Climbing the steps to Freud’s office in Vienna, I imagined all the stories rehearsed there and wondered what gets a story right. I passed through the cloud of his clients to his door and pressed the button to ring his bell, enacting the ritual that must have become Pavlovian. The director of the museum led me to a plush couch and began explaining the book they had just published, “Freud and Travel.”

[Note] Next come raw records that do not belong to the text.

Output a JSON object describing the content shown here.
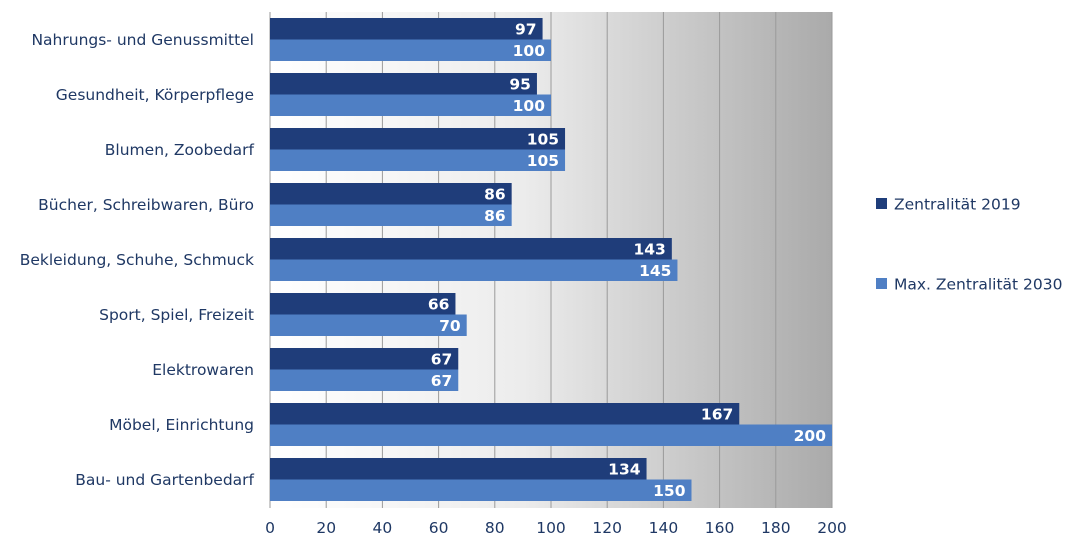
{
  "chart_data": {
    "type": "bar",
    "orientation": "horizontal",
    "categories": [
      "Nahrungs- und Genussmittel",
      "Gesundheit, Körperpflege",
      "Blumen, Zoobedarf",
      "Bücher, Schreibwaren, Büro",
      "Bekleidung, Schuhe, Schmuck",
      "Sport, Spiel, Freizeit",
      "Elektrowaren",
      "Möbel, Einrichtung",
      "Bau- und Gartenbedarf"
    ],
    "series": [
      {
        "name": "Zentralität 2019",
        "color": "#1f3d7a",
        "values": [
          97,
          95,
          105,
          86,
          143,
          66,
          67,
          167,
          134
        ]
      },
      {
        "name": "Max. Zentralität 2030",
        "color": "#4f7fc4",
        "values": [
          100,
          100,
          105,
          86,
          145,
          70,
          67,
          200,
          150
        ]
      }
    ],
    "xlim": [
      0,
      200
    ],
    "xticks": [
      "0",
      "20",
      "40",
      "60",
      "80",
      "100",
      "120",
      "140",
      "160",
      "180",
      "200"
    ],
    "grid": true,
    "data_labels": true,
    "legend_position": "right"
  }
}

Freud made the analogy of a train journey central to psychoanalysis, inviting his patients to close their eyes and imagine they were staring out a window and that the landscapes passing by were their thoughts and memories, to simply describe what they saw as he listened. What impresses me most about him, what seems lost in the way he has been taken up by our culture, is how deeply he cared about people, that he dedicated his life to listening. He allowed people to tell him what they needed to tell, however false or mistaken, analyzing only later why and delicately.

The director said Freud’s own favorite journey was to Croatia where he loved to wade out into a lake smoking a cigar at dusk with his brother. But he added that perhaps the most telling story was when Freud visited Athens. He apologized he might be misremembering but that Freud wrote a letter describing how he had come down from the Acropolis and gotten lost in the city’s meandering alleys. Freud speculated that this was the unconscious expression of his desire to remain longer in Athens than he could. Later, when I found the letter, that was, in fact, not the story at all.